57
• Wanneer u het apparaat op een geschikt traversensysteem wilt monteren, bevestigt u de effectstraler met de
montagebeugel en een geschikte traverseklem die afzonderlijk verkrijgbaar is.
• Monteer hiervoor de effectstraler met de montageboring van de montagebeugel aan de traverseklem en deze
opnieuw aan het traversesysteem. Gebruik uitsluitend montagemateriaal dat geschikt is voor het montage-
oppervlak en de belasting van de effectstraler kan dragen.
• Het apparaat mag nooit zonder beugel worden gemonteerd.
• Beveilig de montage bovendien met een geschikte veiligheidsvangkabel of een vangnet.
• De veiligheidsvangkabel resp. het vangnet moet onafhankelijk van de hoofdbevestiging, de effectstraler in geval
van een fout bij de hoofdophanging kunnen houden.
9. DMX-aansluiting
De maximale totale lengte van de DMX-ketting mag 500 m niet overschrijden.
Bij gebruik van XLR-microfoonkabels kan het tot storingen in de DMX-signaaloverdracht komen.
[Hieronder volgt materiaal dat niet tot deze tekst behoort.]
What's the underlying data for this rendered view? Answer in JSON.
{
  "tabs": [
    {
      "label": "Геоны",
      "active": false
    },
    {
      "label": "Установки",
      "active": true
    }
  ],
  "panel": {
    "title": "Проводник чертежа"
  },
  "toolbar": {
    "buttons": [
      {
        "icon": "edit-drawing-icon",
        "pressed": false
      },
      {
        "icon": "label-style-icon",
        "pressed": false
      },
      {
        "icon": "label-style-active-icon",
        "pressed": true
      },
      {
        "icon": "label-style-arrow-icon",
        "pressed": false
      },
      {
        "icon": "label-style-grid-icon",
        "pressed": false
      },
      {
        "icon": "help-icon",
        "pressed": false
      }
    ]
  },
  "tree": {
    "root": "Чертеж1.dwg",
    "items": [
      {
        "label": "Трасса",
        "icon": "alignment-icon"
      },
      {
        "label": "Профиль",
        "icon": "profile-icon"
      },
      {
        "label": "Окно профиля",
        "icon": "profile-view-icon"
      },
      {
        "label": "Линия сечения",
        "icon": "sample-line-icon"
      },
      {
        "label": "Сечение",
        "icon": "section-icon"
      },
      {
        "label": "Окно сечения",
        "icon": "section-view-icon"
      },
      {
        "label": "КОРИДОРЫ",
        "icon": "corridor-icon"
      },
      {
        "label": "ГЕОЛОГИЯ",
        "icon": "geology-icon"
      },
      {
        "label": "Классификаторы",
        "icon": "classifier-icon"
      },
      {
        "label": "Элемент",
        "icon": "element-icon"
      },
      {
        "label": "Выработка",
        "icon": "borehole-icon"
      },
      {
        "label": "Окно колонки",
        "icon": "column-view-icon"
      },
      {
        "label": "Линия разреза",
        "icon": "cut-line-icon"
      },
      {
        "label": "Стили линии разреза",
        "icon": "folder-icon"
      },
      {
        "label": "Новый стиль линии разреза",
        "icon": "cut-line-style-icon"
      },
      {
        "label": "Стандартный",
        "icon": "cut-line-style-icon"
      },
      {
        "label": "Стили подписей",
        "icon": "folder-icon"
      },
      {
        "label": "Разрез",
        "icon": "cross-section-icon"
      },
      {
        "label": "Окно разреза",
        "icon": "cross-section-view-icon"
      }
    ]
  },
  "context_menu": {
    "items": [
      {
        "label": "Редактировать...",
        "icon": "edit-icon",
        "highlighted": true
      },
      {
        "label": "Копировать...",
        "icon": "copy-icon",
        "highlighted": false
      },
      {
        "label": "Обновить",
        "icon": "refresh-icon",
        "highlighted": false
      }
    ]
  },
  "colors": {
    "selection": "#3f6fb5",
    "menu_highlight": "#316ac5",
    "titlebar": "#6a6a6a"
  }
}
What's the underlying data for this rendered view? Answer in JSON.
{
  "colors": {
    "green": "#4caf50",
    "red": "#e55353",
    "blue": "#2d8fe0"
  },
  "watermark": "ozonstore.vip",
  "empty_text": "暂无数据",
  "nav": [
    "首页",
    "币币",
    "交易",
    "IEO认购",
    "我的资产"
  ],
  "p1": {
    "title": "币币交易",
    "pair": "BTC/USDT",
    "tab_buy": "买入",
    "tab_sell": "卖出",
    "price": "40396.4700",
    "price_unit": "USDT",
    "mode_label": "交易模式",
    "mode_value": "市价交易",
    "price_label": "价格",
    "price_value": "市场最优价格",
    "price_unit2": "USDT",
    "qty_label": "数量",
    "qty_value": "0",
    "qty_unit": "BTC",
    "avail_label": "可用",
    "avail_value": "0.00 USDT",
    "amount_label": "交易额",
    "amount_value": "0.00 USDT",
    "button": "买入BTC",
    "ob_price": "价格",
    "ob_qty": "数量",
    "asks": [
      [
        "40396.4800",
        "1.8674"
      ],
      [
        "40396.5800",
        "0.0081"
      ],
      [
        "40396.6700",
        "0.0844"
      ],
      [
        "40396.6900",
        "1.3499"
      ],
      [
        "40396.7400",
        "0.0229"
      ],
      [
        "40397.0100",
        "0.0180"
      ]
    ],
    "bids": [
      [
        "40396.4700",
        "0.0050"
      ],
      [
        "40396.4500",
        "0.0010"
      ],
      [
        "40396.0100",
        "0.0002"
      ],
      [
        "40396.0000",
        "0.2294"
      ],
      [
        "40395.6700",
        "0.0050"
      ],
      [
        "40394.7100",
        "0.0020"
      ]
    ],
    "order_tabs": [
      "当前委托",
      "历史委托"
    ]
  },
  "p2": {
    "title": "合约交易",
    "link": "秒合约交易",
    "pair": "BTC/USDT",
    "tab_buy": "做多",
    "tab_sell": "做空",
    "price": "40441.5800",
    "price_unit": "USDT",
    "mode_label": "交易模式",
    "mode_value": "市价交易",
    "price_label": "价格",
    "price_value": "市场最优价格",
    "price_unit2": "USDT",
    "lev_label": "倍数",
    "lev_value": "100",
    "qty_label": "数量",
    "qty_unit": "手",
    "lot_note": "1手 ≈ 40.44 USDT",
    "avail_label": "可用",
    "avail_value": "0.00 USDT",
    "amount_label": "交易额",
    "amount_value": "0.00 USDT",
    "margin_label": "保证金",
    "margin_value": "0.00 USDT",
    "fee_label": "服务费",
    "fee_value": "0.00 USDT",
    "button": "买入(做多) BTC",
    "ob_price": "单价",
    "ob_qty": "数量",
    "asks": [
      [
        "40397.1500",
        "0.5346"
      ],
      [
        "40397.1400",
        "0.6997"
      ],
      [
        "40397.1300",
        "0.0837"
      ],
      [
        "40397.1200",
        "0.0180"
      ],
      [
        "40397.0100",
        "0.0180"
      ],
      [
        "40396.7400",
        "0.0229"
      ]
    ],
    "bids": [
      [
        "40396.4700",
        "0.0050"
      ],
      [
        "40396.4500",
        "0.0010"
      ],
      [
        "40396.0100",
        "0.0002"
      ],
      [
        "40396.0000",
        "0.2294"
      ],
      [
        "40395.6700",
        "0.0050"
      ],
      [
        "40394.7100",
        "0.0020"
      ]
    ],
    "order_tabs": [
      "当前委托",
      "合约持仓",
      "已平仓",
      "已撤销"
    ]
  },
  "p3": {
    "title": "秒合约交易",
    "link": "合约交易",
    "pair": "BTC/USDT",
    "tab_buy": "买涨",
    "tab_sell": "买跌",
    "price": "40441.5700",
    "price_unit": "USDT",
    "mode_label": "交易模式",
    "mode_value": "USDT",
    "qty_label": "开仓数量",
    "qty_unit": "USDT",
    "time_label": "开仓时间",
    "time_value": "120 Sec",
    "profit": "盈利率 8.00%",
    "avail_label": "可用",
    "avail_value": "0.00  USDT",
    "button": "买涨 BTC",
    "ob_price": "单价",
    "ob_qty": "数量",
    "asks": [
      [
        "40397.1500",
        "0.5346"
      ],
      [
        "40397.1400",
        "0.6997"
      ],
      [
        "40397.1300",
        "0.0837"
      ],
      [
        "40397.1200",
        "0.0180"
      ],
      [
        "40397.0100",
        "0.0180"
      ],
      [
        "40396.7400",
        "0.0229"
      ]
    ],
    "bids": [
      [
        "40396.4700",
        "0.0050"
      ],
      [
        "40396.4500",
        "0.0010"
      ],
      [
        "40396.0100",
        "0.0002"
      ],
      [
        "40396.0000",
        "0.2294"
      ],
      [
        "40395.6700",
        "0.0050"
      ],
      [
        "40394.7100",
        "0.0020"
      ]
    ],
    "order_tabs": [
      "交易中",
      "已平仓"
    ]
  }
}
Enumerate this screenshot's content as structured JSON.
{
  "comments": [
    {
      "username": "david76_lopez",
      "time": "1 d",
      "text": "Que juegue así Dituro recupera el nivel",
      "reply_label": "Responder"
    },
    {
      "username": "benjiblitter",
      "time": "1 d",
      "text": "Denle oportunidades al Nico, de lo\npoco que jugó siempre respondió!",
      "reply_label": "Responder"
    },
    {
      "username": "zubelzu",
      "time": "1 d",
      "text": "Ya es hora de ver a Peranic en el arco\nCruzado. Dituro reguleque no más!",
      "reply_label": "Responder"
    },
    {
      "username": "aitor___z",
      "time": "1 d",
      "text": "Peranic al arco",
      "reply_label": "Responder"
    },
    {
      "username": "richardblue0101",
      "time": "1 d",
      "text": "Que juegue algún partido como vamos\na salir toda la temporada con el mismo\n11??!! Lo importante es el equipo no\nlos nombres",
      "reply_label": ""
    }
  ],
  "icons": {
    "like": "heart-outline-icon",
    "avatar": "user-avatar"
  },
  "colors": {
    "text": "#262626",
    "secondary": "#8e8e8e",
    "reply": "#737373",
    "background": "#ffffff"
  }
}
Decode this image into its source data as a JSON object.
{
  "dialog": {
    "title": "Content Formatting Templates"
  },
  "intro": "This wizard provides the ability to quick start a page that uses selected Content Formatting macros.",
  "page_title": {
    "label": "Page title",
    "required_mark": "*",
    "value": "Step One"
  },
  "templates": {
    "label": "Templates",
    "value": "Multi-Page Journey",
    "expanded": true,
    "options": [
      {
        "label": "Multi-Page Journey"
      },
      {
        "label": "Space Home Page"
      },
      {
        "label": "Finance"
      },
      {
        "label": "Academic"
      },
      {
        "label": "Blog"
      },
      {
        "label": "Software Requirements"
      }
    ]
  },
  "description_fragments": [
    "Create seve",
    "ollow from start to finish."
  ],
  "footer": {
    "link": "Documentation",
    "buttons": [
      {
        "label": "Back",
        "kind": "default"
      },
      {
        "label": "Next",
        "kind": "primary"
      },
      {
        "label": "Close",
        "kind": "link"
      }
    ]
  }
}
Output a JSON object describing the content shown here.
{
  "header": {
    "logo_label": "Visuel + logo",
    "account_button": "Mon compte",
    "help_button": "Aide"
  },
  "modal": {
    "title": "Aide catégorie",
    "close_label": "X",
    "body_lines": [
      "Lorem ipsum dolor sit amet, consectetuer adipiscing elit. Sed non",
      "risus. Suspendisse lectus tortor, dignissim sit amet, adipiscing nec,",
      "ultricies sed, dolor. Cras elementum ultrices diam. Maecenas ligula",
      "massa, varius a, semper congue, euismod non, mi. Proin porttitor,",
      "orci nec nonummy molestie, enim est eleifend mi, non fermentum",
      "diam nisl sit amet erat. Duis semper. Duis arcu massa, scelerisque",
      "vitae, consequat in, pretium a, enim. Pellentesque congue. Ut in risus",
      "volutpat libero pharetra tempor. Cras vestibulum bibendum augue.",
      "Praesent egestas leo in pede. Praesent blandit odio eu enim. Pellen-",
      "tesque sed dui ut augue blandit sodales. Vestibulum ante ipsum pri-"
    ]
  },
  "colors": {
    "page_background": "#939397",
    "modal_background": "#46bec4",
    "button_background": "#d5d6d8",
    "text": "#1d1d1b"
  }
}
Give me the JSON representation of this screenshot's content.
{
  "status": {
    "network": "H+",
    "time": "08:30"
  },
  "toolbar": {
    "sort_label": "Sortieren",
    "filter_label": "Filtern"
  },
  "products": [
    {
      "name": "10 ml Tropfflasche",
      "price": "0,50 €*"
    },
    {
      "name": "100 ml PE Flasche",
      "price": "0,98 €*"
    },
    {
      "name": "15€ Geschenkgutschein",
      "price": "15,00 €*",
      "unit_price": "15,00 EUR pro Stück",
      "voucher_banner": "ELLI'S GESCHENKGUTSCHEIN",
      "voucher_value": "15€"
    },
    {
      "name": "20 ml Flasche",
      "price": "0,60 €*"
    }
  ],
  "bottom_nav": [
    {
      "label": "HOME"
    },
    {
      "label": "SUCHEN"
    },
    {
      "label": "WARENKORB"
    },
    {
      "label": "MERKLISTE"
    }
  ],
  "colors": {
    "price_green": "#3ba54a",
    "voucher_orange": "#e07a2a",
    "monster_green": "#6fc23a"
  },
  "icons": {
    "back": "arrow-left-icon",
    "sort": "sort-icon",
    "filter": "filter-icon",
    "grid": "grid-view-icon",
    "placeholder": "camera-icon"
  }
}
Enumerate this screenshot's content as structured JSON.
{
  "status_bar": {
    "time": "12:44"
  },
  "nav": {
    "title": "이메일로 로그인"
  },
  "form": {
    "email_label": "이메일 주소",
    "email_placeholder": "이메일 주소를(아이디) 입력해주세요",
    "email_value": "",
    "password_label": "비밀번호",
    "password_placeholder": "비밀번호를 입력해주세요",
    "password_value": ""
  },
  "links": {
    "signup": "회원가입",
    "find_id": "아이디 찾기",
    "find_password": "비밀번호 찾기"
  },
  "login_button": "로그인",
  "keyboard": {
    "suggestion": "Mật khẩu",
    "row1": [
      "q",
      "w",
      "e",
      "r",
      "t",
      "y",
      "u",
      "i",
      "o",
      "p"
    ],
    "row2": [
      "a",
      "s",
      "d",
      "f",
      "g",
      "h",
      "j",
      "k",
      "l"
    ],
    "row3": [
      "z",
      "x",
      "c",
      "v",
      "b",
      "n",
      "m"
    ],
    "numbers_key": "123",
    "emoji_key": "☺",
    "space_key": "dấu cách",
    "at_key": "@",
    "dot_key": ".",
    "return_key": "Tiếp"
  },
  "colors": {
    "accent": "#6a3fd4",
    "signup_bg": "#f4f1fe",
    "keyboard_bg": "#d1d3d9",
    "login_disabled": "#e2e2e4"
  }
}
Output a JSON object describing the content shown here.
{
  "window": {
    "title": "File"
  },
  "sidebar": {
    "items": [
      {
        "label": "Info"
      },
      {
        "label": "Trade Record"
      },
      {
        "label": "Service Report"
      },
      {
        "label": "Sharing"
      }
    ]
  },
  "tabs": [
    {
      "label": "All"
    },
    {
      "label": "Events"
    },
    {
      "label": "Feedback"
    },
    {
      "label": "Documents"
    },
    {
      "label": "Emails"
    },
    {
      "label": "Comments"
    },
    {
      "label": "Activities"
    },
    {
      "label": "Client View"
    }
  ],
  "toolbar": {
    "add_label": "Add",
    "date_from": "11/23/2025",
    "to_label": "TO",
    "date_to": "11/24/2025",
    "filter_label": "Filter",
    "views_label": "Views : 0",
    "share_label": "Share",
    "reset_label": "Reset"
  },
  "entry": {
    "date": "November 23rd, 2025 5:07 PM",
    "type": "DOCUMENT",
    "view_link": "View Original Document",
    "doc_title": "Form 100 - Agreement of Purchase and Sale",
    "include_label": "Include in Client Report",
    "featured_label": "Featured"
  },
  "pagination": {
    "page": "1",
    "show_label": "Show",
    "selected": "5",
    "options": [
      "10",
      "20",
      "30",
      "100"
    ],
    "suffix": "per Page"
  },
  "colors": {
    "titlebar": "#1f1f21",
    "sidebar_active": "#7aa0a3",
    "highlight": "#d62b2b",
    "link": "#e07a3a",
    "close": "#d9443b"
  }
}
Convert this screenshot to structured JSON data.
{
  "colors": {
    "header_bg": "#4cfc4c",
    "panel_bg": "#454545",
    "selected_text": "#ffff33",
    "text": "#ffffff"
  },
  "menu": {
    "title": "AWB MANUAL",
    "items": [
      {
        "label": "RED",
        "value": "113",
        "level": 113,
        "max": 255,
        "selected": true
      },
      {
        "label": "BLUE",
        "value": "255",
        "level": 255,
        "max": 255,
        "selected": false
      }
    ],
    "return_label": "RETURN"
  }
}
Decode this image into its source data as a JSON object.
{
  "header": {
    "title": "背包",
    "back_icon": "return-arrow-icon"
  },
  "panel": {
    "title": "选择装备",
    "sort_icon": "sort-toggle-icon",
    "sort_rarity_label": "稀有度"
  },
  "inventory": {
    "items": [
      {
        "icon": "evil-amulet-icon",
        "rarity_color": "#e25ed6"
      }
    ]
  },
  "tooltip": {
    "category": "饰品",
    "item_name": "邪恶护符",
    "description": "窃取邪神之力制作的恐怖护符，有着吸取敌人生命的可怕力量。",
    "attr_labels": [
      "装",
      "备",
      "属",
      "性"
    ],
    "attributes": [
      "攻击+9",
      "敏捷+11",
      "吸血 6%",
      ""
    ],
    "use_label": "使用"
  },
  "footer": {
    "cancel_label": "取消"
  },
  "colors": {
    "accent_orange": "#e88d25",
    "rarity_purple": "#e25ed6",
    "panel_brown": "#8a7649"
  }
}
Gebruikt
u in dit geval speciale DMX-hoogfrequentieleidingen.
a) Aansluiting van een DMX-controller
Het toestel is uitsluitend bedoeld voor aansluitingen op DMX-controllers met DMX-512-protocol.
• Verbind de aansluiting DMX IN (1) met de uitgang van de DMX-controller.
• De controller moet over 7 vrije besturingskanalen beschikken.
• Verbind de aansluiting DMX OUT (3) met de DMX-ingang van het navolgende DMX-apparaat.
• Ga met alle andere apparaten van de DMX-ketting op dezelfde manier tewerk.
• Als de effectstraler het laatste of het enige apparaat in de DMX-ketting is, dan plaatst u in de aansluiting
DMX OUT (3) een XLR-stekker met een 120 Ohm/0,25 W-afsluitweerstand (tussen pen 2 en pen 3).